OAG optics are simple in principle but there are subtle things involved that can have a big impact on guidestar quality. So a while ago I made a tool to visualize OAG geometry and the light loss involved. Here is an example:
A key thing to note here is that the cone of light usually doesn't fit into the prism - and all that light is lost. The focal length is the same, but you have effectively lost aperture. So an 8" f/8 scope may end up with a 6" f/10.4 guidestar. You can then go ahead and add a reducer and it will make it faster, but with that same, smaller, aperture - so maybe it is a 6" f/8 guidestar.
But if you had used a slower scope in the first place, the light cone might fit into the prism and you could have an 8" f/10 scope with an 8" f/10 guidestar. Although that may seem "slow" - it is full aperture and there won't be any distortions caused by having the cone clipped on the way to the sensor. So that 8" f/10 guidestar may be perfectly fine - in terms of being bright and a good size - i.e. not too small and not too big on the scale of the pixels.
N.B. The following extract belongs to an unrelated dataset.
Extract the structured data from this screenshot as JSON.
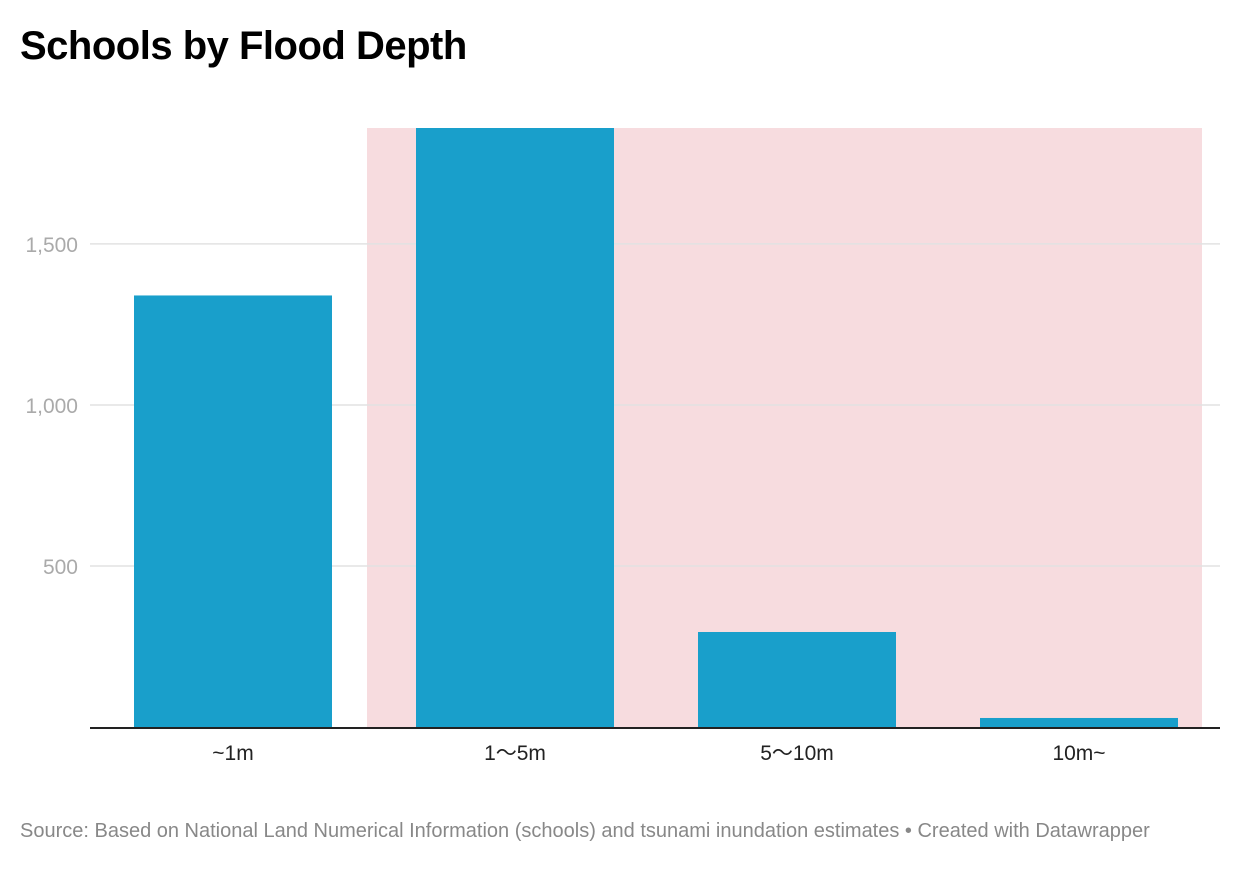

The key to getting the light cone to fit into the prism is to have the guide sensor as close to the prism as possible. If you don't and the sensor is far away, you may be able to bring the sensor closer to the prism by inserting a reducing lens - but you won't gain any of the light lost entering the prism.
So I doubt that a reducing lens would really be beneficial if the oag is set up right in the first place. And no matter what the oag should have a wide view of the prism - and a good size prism. If the oag restricts light from the pupil, that is a big problem right there. And on the topic of this thread - the last thing I would want to do if I have light loss, is insert a filter that throws away even more photons.
Edited by freestar8n, 24 July 2021 - 06:34 PM.